Le divisioni sarebbero emerse per il fatto che le necessità di finanziamento della Grecia sarebbe ben maggiori di quanto stimato soltanto due mesi fa: all’epoca erano di 109 miliardi di euro, oggi sarebbero di 172, un incremento differenziale di 63 miliardi in due mesi, un dato che annualizzato parla la lingua di 360 miliardi di euro! E chi ha fatto scoppiare il bubbone? Ovviamente, Germania e Olanda che hanno subito spinto per perdite maggiori per il settore privato, mentre Francia e Bce intendono resistere stoicamente contro questa ipotesi. Capito perché le banche tedesche hanno scaricato le loro detenzioni di debito ellenico a qualsiasi prezzo?
Ora Parigi trema. E trema davvero, peccato che le banche francesi siano anche le principali detentrici anche del debito italiano, mentre quelle tedesche hanno tagliato le detenzioni anche di quello, a partire da Deutsche Bank che in luglio ha tagliato l’esposizione da 9 a 1 miliardi di euro. Poco male, dai! La rassicurazione fornita da Angela Merkel rispetto alla crisi greca – «faremo di tutto per aiutare a ricostruire la fiducia nella Grecia» – e il mantra del famoso fondo da 3mila miliardi di euro martedì hanno messo il turbo alle piazze europee, cosa volete che sia un buco di debito un filino più grande?
Peccato che a detta dell’ex capo economista della Bce, Otmar Issing, intervistato dallo Spiegel, «la Grecia non potrà mai rimettersi in piedi, anche se aumenterà le misure di austerity ed è inevitabile che il Paese lascerà l’Eurozona. Atene ha bisogno di un haircut sul debito di almeno il 50% e anche così sarà comunque complicato evitare il contagio». E gli eurobonds, la panacea di tutti i mali, ieri rilanciati con forza dal numero uno della Commissione Ue, José Manuel Barroso? «Sarebbero il becchino di un euro stabile». Beh, non male dai: peccato che a quell’hedge fund sottocapitalizzato che è la Bce non vogliano proprio farselo entrare nel cervello.

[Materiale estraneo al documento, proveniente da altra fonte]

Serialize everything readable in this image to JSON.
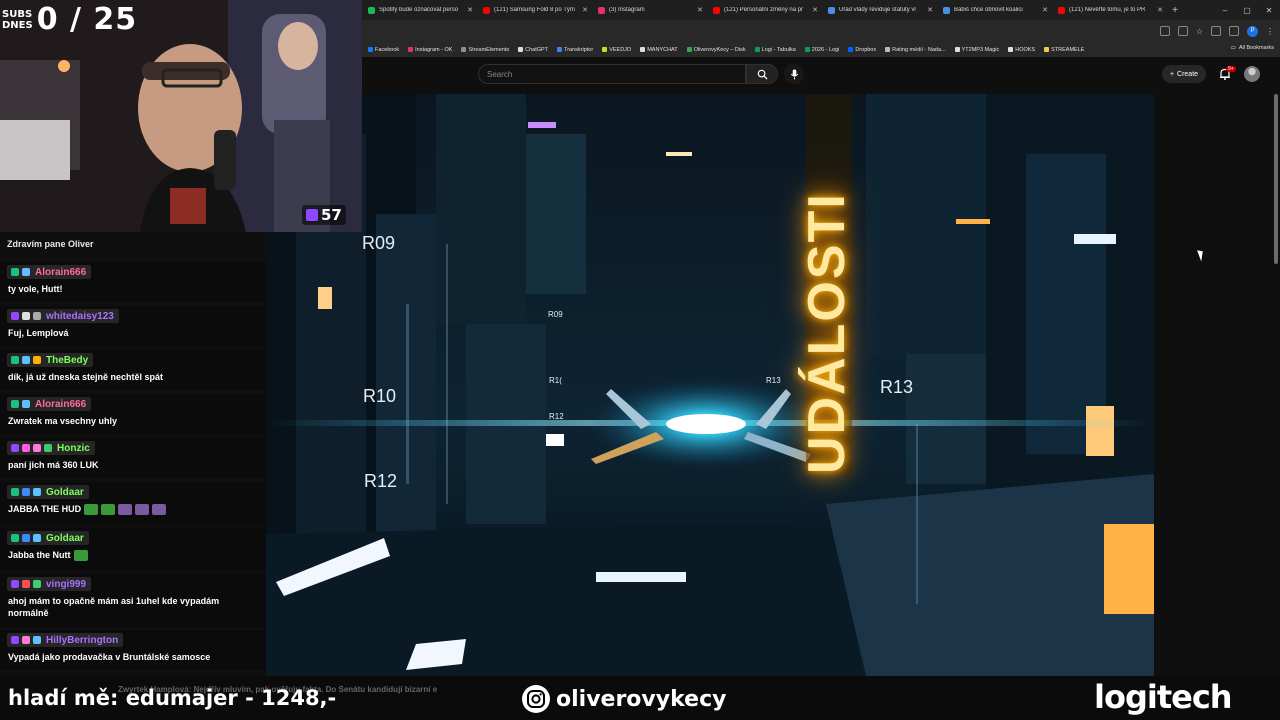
{
  "browser": {
    "tabs": [
      {
        "title": "Spotify bude označovat perso",
        "color": "#1db954"
      },
      {
        "title": "(121) Samsung Fold 8 po Tým",
        "color": "#ff0000"
      },
      {
        "title": "(3) Instagram",
        "color": "#e1306c"
      },
      {
        "title": "(121) Personální změny na pr",
        "color": "#ff0000"
      },
      {
        "title": "Úřad vlády reviduje statuty vl",
        "color": "#4a90e2"
      },
      {
        "title": "Babiš chce obnovit koalici",
        "color": "#4a90e2"
      },
      {
        "title": "(121) Nevěřte tomu, je to PR",
        "color": "#ff0000"
      }
    ],
    "new_tab": "+",
    "bookmarks": [
      {
        "label": "Facebook",
        "color": "#1877f2"
      },
      {
        "label": "Instagram - OK",
        "color": "#e1306c"
      },
      {
        "label": "StreamElements",
        "color": "#8f8f8f"
      },
      {
        "label": "ChatGPT",
        "color": "#dddddd"
      },
      {
        "label": "Transkriptor",
        "color": "#3b82f6"
      },
      {
        "label": "VEEDJO",
        "color": "#b5e61d"
      },
      {
        "label": "MANYCHAT",
        "color": "#dddddd"
      },
      {
        "label": "OliverovyKecy – Disk",
        "color": "#34a853"
      },
      {
        "label": "Logi - Tabulka",
        "color": "#0f9d58"
      },
      {
        "label": "2026 - Logi",
        "color": "#0f9d58"
      },
      {
        "label": "Dropbox",
        "color": "#0061ff"
      },
      {
        "label": "Rating médií - Nada...",
        "color": "#bbbbbb"
      },
      {
        "label": "YT2MP3 Magic",
        "color": "#dddddd"
      },
      {
        "label": "HOOKS",
        "color": "#dddddd"
      },
      {
        "label": "STREAMELE",
        "color": "#f2c94c"
      }
    ],
    "all_bookmarks": "All Bookmarks",
    "profile_letter": "P"
  },
  "youtube": {
    "search_placeholder": "Search",
    "create_label": "Create",
    "notification_count": "9+"
  },
  "video": {
    "headline_word": "UDÁLOSTI",
    "labels_big": [
      "R09",
      "R10",
      "R12",
      "R13"
    ],
    "labels_small": [
      "R09",
      "R1(",
      "R13",
      "R12"
    ]
  },
  "stream": {
    "subs_label_1": "SUBS",
    "subs_label_2": "DNES",
    "subs_count": "0 / 25",
    "viewer_count": "57"
  },
  "chat": {
    "partial_line": "Zdravím pane Oliver",
    "messages": [
      {
        "user": "Alorain666",
        "color": "#ff6b9a",
        "badges": [
          "#19c37d",
          "#5dc1ff"
        ],
        "text": "ty vole, Hutt!"
      },
      {
        "user": "whitedaisy123",
        "color": "#a970ff",
        "badges": [
          "#9146ff",
          "#e0e0e0",
          "#aaaaaa"
        ],
        "text": "Fuj, Lemplová"
      },
      {
        "user": "TheBedy",
        "color": "#7cff5c",
        "badges": [
          "#19c37d",
          "#5dc1ff",
          "#ffb000"
        ],
        "text": "dík, já už dneska stejně nechtěl spát"
      },
      {
        "user": "Alorain666",
        "color": "#ff6b9a",
        "badges": [
          "#19c37d",
          "#5dc1ff"
        ],
        "text": "Zwratek ma vsechny uhly"
      },
      {
        "user": "Honzic",
        "color": "#7cff5c",
        "badges": [
          "#9146ff",
          "#ff5ce1",
          "#ff7ad9",
          "#42c86a"
        ],
        "text": "paní jich má 360 LUK"
      },
      {
        "user": "Goldaar",
        "color": "#7cff5c",
        "badges": [
          "#19c37d",
          "#3b8bff",
          "#5dc1ff"
        ],
        "text": "JABBA THE HUD"
      },
      {
        "user": "Goldaar",
        "color": "#7cff5c",
        "badges": [
          "#19c37d",
          "#3b8bff",
          "#5dc1ff"
        ],
        "text": "Jabba the Nutt"
      },
      {
        "user": "vingi999",
        "color": "#a970ff",
        "badges": [
          "#9146ff",
          "#ff4f4f",
          "#3bd16f"
        ],
        "text": "ahoj mám to opačně mám asi 1uhel kde vypadám normálně"
      },
      {
        "user": "HillyBerrington",
        "color": "#a970ff",
        "badges": [
          "#9146ff",
          "#ff7ad9",
          "#5dc1ff"
        ],
        "text": "Vypadá jako prodavačka v Bruntálské samosce"
      }
    ]
  },
  "bottom": {
    "ticker_text": "Zwyrtek Hamplová: Nejdřív mluvím, pak ověřuju fakta. Do Senátu kandidují bizarní e",
    "donation_text": "hladí mě: edumajer - 1248,-",
    "instagram_handle": "oliverovykecy",
    "sponsor": "logitech"
  }
}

Ma come anticipato, siamo proprio alle comiche. Non solo la Grecia avrebbe chiesto una consulenza (lautamente pagata) alla Banca centrale irlandese in tema di stabilità e per evitare la bancarotta, ma da ieri anche la politica di “tassa e incassa” rischia di subire una bella battuta d’arresto. Il perché è presto detto: è letteralmente finito l’inchiostro per stampare i moduli delle tasse e le cartelle non escono dal centro computerizzato del ministero delle Finanze da oltre dieci giorni. Non scherzo, la denuncia al riguardo è stata mossa al governo dal partito di opposizione Nuova Democrazia come un’interpellanza a cui il ministero non ha ancora risposto.

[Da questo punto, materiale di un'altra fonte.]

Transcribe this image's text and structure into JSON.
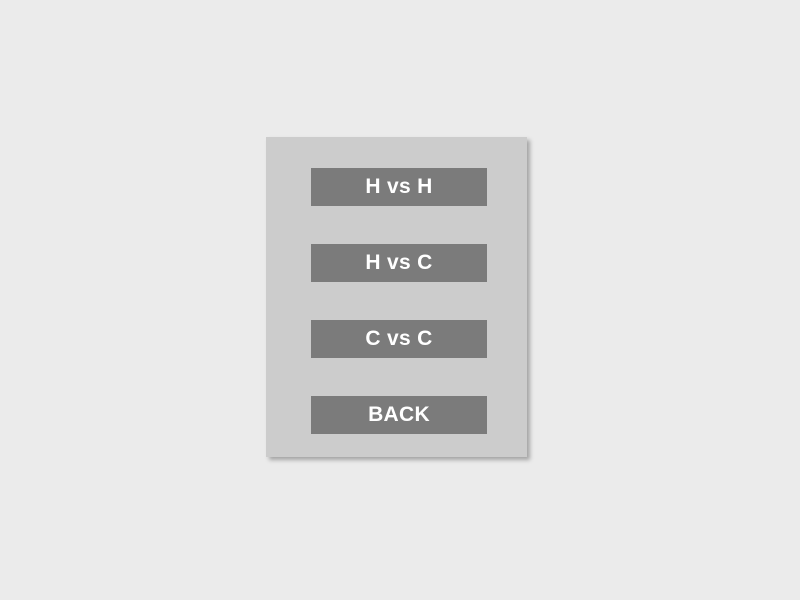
{
  "menu": {
    "buttons": [
      {
        "label": "H vs H"
      },
      {
        "label": "H vs C"
      },
      {
        "label": "C vs C"
      },
      {
        "label": "BACK"
      }
    ]
  },
  "colors": {
    "background": "#ebebeb",
    "panel": "#cccccc",
    "button": "#7b7b7b",
    "button_text": "#ffffff"
  }
}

Insomma, le maggiori entrate fiscali che dovrebbe essere una parte sostanziale dei piani di riordino del bilancio nazionale potrebbero quasi certamente dover essere riviste al ribasso a causa di… assenza di inchiostro. Problema duplice, visto che se Atene dirà addio all’euro, non avrà inchiostro per stampare nuove dracme o denaro del Monopoli per poter ripartire: il paradosso sarà che, una volta espulsa dall’Eurozona, Atene ci costerà ancora, visto che dovremo prestarle i soldi per comprare l’inchiostro. E questi parlano di cambio della governance europea, eurobonds, Tobin Tax.. Pensano al nuovo colore delle pareti per una casa che sta andando a fuoco, chiamano l’interior designer invece dei pompieri. Ma si sa, loro hanno il fondo di Batman e Robin, quello da 3mila miliardi di euro, pronto a essere schierato in difesa dell’eurozona…

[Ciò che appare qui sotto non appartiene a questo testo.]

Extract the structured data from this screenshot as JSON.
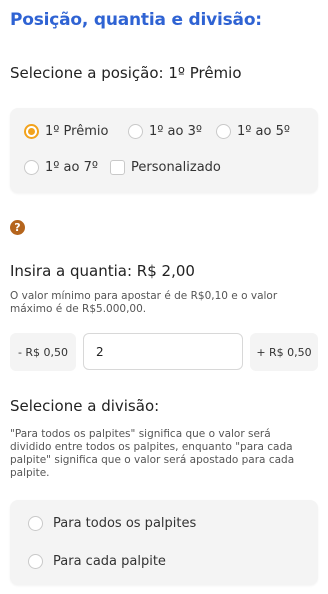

«Rafforzare l’Efsf è un’idea sciocca e servirebbe solo a far perdere il rating a tripla A ad alcuni Stati», parole e musica di Wolfgang Schauble, ministro delle Finanze tedesco, alle quali, a stretto giro di posta, si sono aggiunte quelle della Bei, istituzione che nelle intenzioni degli “ampliatori” dovrebbe garantire il credito al veicolo a leva da affiancare all’Efsf: «La Banca europea per gli investimenti non è stata contattata in nessun modo e non ha piani che contemplino il coinvolgimento in questo progetto». Ve l’ho detto, i mercati stanno comprando regali dalla lista nozze di un matrimonio cancellato da entrambi gli sposi e, oltretutto, pagando con assegni a vuoto.
Contenti loro, contenti tutti. Peccato che a noi toccherà il conto. E senza la magra consolazione della bomboniera.